Last week, the bureau learned that White House official Rob Porter allegedly abused his wives. This is being used against Trump. Perhaps it should. But let’s talk about another case of a man who abused his wife -- FBI counterintelligence supervisor Robert Hanssen. He spied for the Russians intermittently from 1979 to 2001, without the bureau having a clue, despite numerous warning signs. Hanssen was caught hacking into a fellow agent’s computer, was denounced to supervisors as a possible spy by another agent, while a third agent -- his brother-in-law -- told his superiors that Hanssen had unaccountable stacks of cash around the house and should be investigated for espionage.

As early as 1994, the capture of CIA turncoat Aldrich Ames convinced the FBI there was a second KGB mole inside the U.S. intelligence community. Failing to consider the possibility it was one of their own, FBI counterintelligence agents nearly ruined the life of an innocent CIA agent. They only learned it was Hanssen after the Cold War ended and a Russian official gave them Hanssen’s name in 2001.
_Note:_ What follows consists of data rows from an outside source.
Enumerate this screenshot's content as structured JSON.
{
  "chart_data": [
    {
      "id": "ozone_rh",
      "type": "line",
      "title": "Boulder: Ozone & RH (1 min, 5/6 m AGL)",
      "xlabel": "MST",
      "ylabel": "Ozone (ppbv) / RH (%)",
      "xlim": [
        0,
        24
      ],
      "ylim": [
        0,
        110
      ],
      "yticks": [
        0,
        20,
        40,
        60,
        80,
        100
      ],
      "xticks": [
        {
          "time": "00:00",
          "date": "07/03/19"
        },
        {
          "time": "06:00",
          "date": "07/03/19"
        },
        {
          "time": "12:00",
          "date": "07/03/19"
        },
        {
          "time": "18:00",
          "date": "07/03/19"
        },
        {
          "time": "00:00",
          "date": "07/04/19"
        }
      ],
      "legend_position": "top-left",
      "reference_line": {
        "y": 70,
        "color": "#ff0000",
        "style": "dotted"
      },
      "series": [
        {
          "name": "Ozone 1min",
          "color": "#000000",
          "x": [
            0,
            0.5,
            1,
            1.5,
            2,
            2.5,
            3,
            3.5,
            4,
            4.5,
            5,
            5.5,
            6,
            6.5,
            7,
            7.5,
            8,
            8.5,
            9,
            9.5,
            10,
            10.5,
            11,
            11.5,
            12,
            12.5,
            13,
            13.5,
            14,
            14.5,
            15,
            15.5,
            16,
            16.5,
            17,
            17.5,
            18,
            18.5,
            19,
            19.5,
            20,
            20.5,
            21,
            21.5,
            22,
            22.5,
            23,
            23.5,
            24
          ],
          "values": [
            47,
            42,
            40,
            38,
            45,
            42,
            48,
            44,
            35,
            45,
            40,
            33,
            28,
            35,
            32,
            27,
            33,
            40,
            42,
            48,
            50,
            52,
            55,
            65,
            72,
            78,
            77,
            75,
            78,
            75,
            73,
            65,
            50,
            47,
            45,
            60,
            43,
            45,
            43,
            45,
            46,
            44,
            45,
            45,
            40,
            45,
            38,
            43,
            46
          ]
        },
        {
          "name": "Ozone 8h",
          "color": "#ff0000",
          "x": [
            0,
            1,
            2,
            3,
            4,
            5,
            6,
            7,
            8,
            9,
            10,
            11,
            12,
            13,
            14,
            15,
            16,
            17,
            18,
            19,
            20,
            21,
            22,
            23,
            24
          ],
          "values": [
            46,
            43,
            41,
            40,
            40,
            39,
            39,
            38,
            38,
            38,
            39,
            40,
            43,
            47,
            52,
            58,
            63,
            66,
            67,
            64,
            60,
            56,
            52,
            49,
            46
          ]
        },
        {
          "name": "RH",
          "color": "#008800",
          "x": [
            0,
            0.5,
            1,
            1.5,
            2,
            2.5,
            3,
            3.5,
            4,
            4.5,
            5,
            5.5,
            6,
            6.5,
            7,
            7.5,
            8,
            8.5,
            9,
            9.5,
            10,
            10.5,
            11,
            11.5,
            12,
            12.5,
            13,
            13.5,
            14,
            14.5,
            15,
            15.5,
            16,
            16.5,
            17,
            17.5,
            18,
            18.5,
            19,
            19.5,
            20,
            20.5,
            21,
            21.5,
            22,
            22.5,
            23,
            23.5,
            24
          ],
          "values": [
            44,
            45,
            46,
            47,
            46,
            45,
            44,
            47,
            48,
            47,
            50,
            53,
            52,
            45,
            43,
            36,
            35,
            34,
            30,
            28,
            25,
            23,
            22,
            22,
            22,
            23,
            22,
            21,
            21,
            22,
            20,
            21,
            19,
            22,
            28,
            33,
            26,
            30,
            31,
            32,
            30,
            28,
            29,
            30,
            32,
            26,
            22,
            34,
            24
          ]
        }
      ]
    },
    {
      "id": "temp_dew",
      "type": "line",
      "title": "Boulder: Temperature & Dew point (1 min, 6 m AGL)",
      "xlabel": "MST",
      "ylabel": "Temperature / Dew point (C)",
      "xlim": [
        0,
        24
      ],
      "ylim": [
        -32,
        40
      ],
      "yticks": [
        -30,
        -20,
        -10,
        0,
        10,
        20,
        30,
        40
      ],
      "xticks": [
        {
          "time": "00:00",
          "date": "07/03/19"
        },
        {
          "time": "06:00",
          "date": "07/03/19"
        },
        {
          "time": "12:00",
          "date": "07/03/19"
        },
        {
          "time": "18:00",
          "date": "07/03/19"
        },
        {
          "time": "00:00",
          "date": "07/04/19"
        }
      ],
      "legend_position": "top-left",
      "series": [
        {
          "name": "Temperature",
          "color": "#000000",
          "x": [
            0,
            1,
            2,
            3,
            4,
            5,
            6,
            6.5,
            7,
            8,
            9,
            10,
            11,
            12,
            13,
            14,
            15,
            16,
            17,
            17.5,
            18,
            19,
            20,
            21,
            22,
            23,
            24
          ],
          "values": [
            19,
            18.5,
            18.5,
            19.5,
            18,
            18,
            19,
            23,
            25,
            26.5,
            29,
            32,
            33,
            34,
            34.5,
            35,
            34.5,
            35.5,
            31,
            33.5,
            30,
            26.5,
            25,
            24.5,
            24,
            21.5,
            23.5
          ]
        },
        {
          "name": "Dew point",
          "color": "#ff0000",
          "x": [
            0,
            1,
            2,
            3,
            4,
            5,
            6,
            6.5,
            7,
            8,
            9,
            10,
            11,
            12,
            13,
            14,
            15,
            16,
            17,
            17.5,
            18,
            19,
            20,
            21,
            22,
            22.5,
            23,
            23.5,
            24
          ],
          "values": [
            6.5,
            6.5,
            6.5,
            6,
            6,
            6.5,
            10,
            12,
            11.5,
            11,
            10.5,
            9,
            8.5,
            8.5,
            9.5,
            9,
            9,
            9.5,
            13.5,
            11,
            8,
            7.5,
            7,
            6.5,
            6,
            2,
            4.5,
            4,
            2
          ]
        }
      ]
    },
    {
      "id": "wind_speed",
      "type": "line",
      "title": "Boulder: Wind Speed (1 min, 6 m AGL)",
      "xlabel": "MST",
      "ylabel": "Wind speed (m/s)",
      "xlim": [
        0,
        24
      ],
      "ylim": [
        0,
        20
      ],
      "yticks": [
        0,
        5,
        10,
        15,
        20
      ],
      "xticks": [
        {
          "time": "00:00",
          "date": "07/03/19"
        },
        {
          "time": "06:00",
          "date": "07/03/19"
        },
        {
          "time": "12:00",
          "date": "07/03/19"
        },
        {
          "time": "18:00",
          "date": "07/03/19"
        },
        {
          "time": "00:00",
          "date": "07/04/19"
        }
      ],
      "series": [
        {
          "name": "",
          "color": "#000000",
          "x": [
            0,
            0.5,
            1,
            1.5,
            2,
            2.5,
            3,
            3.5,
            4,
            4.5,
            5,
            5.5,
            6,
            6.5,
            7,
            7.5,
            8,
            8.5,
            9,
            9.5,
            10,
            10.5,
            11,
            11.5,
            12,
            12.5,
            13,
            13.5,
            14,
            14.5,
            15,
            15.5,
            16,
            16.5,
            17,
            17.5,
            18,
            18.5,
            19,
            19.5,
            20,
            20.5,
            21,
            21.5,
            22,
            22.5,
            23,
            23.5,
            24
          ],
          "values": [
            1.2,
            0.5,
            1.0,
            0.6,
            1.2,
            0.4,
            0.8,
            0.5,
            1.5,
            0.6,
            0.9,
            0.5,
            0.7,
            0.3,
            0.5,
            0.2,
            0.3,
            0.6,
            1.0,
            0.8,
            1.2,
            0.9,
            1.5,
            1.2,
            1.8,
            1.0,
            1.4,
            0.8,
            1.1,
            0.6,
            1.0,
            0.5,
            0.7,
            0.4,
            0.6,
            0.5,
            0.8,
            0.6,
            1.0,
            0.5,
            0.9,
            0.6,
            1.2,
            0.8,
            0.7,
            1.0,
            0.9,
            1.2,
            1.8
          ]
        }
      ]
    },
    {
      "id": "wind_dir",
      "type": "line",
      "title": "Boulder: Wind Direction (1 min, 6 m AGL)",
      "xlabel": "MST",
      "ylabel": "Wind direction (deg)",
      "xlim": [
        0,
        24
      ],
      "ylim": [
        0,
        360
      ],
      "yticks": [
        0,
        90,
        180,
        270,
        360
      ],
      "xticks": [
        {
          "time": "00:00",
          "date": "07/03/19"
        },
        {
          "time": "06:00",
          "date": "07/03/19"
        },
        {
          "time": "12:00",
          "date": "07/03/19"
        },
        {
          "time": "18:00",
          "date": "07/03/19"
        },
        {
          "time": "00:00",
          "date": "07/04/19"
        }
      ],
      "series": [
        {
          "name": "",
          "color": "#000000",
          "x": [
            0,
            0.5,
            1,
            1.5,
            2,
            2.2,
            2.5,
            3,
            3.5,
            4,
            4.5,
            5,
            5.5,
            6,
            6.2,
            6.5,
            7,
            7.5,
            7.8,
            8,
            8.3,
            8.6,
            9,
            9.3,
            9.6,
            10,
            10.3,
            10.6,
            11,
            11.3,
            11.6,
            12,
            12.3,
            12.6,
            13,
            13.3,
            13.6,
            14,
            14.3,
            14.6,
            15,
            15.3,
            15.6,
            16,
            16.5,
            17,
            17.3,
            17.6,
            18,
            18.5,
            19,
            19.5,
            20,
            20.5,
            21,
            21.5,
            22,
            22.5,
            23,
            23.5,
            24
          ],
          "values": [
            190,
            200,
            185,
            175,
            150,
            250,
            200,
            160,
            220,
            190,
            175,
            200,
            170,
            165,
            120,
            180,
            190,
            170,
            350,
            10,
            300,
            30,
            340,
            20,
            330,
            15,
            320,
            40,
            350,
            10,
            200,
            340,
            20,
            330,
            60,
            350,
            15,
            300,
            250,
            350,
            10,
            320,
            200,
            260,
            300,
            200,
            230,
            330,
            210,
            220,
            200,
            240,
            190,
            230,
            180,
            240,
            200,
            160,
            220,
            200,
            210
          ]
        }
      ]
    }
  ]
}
It’s not the only time the FBI fingered the wrong man in a high-profile case. It happened the same year in the anthrax letter attacks case. The hapless victim was a scientist named Steven Hatfill. He eventually got $5.8 million in taxpayers’ money when the Justice Department settled the case. The FBI official directly responsible for this monumental screw-up? None other than Robert Mueller, who took personal control of the investigation. But let’s not be too critical.